More important, said Eisenberg, was the impact modest increases in health risks might have across populations as paternal age continues to rise. In England and Wales, the average age of first-time fathers has risen about a year per decade for the past 40 years, according to the Office of National Statistics.
“When I talk to couples about health risks, I use the lottery as an analogy,” Eisenberg said. “If you buy two tickets, your chances of winning double, but you are still unlikely to win. Even if your risk for something goes up 10-20%, the absolute risk for an individual doesn’t change that much.”
Eisenberg and his colleagues suggest changes in the DNA of older men’s sperm might explain their findings. The concern is backed up by previous work, including a Harvard study last year that found births through IVF fell as the fathers’ age increased.
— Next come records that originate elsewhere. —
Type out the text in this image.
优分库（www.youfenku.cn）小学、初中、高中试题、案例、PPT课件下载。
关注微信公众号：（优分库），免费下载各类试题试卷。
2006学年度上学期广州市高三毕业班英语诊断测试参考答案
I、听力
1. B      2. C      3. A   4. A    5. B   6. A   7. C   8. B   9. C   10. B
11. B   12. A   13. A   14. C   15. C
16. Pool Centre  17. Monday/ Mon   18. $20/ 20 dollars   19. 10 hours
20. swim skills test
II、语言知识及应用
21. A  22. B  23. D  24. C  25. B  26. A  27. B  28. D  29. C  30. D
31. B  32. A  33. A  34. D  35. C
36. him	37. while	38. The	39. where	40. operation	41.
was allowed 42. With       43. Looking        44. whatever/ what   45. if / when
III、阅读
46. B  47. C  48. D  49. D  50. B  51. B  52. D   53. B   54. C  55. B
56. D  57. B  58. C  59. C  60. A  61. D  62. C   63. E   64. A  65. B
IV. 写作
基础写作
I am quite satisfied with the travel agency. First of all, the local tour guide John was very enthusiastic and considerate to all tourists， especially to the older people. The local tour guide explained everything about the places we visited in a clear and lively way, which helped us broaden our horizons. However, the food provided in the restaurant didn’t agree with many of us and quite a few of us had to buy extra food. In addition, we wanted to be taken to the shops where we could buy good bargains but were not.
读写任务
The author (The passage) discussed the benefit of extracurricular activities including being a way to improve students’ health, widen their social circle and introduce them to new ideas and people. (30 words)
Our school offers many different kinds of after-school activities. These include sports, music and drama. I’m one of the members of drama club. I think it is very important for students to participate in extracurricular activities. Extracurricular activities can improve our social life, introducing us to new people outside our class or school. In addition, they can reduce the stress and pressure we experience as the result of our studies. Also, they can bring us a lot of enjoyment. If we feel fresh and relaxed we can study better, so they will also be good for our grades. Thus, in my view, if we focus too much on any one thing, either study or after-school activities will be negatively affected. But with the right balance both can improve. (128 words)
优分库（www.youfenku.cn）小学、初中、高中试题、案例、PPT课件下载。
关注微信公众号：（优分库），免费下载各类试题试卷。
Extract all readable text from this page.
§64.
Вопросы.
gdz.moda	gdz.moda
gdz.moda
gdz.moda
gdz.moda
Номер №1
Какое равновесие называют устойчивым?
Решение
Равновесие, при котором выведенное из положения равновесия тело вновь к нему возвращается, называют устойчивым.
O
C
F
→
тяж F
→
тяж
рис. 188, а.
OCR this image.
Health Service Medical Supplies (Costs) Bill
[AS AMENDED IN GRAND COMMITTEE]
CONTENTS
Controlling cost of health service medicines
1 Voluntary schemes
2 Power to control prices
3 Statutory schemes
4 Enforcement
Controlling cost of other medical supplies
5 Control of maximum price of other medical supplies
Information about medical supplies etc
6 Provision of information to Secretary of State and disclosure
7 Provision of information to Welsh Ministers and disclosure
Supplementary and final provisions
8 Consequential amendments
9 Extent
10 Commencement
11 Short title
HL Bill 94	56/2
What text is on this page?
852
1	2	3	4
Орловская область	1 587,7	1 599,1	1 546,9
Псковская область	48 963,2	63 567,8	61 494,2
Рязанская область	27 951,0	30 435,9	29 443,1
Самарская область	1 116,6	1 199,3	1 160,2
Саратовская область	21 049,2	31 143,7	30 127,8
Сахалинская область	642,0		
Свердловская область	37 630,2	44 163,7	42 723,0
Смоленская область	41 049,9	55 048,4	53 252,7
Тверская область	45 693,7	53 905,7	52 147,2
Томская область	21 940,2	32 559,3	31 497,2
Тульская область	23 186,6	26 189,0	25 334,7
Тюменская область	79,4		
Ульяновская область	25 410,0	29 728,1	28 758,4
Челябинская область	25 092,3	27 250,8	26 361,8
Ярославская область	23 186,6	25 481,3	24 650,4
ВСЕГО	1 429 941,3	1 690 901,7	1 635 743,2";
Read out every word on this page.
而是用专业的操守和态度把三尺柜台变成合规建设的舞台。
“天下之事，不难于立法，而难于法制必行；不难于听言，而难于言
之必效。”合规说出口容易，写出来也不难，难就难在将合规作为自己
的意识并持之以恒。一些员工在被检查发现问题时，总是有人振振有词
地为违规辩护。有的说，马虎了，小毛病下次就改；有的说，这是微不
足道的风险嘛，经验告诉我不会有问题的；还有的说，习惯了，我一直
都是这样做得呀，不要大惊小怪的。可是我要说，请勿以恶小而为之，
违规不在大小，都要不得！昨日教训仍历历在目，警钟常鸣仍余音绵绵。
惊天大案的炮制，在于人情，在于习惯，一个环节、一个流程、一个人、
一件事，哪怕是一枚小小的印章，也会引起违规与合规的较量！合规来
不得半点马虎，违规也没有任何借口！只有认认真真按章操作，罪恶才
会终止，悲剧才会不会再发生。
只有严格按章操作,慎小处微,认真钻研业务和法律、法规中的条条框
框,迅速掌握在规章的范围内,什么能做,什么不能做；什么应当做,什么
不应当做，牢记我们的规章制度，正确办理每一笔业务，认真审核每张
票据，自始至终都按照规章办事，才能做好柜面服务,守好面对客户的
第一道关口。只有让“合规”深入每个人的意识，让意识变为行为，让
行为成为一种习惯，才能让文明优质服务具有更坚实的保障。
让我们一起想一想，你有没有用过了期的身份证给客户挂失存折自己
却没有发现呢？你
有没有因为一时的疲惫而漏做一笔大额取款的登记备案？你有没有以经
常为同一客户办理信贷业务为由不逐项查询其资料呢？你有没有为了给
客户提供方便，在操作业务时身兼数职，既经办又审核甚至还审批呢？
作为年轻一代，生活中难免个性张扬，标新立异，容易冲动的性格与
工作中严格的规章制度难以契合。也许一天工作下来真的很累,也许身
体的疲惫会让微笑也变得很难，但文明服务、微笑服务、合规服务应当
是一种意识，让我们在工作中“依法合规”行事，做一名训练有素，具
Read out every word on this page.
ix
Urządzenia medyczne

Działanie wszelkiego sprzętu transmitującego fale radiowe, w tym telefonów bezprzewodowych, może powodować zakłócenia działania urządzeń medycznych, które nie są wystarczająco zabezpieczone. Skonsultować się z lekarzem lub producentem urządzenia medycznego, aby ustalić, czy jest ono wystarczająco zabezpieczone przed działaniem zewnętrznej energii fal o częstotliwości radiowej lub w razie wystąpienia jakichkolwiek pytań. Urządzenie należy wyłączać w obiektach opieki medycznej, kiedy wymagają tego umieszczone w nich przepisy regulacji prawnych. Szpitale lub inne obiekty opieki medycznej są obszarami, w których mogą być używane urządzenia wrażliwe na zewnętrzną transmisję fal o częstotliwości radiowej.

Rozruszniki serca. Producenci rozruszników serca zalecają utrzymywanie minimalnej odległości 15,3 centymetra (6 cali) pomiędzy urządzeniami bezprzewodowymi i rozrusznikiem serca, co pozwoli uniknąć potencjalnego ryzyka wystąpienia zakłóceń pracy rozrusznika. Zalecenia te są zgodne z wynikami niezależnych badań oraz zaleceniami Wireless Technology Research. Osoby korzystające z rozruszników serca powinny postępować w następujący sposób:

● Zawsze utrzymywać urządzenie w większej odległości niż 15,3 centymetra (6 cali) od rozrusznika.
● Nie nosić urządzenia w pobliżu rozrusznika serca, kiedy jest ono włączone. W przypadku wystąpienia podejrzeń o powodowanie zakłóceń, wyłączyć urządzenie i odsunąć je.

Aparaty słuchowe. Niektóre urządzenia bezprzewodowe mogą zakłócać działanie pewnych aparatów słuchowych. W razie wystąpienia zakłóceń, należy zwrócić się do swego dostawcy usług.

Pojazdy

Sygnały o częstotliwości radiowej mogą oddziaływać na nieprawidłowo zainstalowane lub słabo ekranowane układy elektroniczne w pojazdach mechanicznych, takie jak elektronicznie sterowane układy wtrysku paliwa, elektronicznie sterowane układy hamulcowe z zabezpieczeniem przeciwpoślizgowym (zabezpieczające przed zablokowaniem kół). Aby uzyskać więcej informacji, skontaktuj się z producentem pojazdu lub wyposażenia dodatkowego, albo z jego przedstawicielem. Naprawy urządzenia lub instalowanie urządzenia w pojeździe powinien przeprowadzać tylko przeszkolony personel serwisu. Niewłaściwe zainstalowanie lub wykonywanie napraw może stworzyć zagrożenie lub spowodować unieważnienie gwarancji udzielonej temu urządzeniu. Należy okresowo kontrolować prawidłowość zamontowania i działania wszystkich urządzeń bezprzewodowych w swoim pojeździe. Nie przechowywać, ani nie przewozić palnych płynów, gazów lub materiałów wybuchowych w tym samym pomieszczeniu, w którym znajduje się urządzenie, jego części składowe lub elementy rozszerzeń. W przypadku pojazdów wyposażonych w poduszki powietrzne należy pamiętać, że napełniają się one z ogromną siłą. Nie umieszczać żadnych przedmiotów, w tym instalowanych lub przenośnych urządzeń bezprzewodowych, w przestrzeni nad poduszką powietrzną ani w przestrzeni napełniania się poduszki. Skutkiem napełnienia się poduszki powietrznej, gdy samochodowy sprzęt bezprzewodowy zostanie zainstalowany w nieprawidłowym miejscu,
In a commentary accompanying the BMJ study, Hilary Brown, a perinatal epidemiologist at the University of Toronto in Scarborough, cautioned that despite the researchers’ efforts, it was hard to disentangle the effects of the mother’s and father’s ages. And she warned that damage to DNA in older mens’ sperm was only one possible explanation for the effects.
“Studies have shown that advanced paternal age is associated with negative health behaviours such as smoking and frequent alcohol consumption, obesity, chronic disease, mental illness, and sub-fertility,” she writes, adding that all are linked to health problems in newborns.